As much as we are all transfixed by the phenomenon of a singularly unqualified, self-interested bogeyman having ascended to the most powerful office in the world, as King Solomon once said, "This too shall pass." And it seems to me that it will all have passed in less than two years from now.
This always terrifying/entertaining (he never would have gotten this far if he wasn't, admit it, at least a little entertaining...) spectacle of democracy at its worst is also achieving some significant (and generally unanticipated) shifts in the body politic. For one, Trump may have permanently marginalized the Republican Party. Yes, his approval rating seems to be moving in the 36-45% range. But, this is the result of his enduring popularity among about 80% of the GOP and only about one/third of independents. This, in fact, has led to a self-murdering dynamic for Republicans; Trump is too popular with the rank and file for incumbents and candidates to buck. But, at the same time, he is also too unpopular with the country at large for a party that embraces his values to win elections, outside of deep red states, and more frequently now not even there.

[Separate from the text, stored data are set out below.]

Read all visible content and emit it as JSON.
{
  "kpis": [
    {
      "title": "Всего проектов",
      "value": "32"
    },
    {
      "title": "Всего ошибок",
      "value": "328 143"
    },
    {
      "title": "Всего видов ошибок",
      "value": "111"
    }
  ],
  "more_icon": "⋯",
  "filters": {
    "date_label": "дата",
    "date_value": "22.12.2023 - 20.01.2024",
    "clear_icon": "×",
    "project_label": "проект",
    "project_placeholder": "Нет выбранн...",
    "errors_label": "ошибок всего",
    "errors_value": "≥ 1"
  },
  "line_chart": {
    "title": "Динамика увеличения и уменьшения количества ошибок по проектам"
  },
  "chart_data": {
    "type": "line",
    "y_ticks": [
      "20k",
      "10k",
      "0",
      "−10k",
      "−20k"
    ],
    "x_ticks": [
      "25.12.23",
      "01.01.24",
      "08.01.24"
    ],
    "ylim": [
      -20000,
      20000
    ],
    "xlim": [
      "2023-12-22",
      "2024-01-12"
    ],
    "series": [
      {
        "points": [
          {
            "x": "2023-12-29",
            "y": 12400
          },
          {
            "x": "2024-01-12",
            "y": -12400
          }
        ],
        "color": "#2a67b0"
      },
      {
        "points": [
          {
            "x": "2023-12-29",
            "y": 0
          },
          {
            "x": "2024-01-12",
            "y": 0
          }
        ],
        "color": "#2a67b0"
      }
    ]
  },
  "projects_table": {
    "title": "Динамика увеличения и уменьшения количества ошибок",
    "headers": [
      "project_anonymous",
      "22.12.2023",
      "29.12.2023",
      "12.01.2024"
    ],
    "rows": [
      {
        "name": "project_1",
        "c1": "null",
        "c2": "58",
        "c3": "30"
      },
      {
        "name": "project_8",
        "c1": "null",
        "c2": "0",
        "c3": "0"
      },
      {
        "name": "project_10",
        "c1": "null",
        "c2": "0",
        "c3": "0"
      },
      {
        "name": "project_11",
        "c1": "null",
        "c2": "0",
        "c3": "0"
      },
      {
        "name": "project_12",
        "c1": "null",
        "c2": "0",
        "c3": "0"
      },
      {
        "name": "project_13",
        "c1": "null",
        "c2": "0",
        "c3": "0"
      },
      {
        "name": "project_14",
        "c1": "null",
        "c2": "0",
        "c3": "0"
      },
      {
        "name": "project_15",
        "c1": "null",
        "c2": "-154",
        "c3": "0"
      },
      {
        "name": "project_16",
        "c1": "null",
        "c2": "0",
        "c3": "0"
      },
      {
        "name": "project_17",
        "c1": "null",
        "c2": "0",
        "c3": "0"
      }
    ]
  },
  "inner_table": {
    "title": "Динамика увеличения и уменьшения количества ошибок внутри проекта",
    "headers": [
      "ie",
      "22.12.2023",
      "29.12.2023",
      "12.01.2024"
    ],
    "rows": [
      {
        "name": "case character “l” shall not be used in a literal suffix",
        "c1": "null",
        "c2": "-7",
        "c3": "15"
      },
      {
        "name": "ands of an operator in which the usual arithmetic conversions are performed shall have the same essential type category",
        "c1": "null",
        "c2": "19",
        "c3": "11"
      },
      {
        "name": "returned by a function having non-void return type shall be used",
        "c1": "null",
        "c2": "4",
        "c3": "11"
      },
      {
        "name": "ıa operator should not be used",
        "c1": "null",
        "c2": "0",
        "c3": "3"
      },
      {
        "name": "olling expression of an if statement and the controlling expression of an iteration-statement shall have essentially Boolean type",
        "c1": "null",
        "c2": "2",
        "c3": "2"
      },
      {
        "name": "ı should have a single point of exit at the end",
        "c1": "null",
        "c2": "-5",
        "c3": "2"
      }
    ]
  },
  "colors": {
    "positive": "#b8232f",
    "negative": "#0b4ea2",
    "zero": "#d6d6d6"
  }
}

The 2018 mid-term elections demonstrated to just what extent Trump is pulling the rug out from under his own party. Furthermore, the extent to which those Republicans who have adopted Trump's values and have been elected to office are in the long-term, simply consolidating the GOP as a party who's core beliefs are unacceptable to the mainstream of Americans.
This is all happening as the rest of the country is moving decidedly to the left. Even if Sanders doesn't win (and I think he will steamroll right over Biden as well as all of the Bernie-lite candidates), one of the current Democratic presidential candidates (who are caught-up knee-deep in Sanders' wake) will. In addition, Trump's low approval rating doesn't reflect how soft his overall support actually is. Most Americans want to have a decent opinion of their President. But, this doesn't mean that they will vote for him if someone better comes along.
And who isn't better than Donald Trump?
So, after this relatively brief (unfortunately for the media) "Trump Hump", we are probably looking at a much more progressive President who will quickly undo as much of what Trump has undone by his predecessors, presiding over a far more left-leaning House and Senate. And this "dynamic" may very well continue to only get stronger and stronger as time goes on.
Yes, the Supreme Court is still a significant problem, and I honestly don't know how that will play out. There was some talk about Congressional hearings into whether Kavanaugh perjured himself. But Chief Justice Roberts has already made good on his stated concerns about the court having moved too far to the right (even for him) with his majority-making vote in the recent abortion ruling. But I don't want to be too overly optimistic about the Court in the long-run.
In any case, I do think we want to step back and look at the bigger picture: Yes, Trump will soon be history, and his legacy ironically may be something neither he, nor Mitch McConnell, ever intended: a New Deal Part 2, and a very progressive America for many years to come.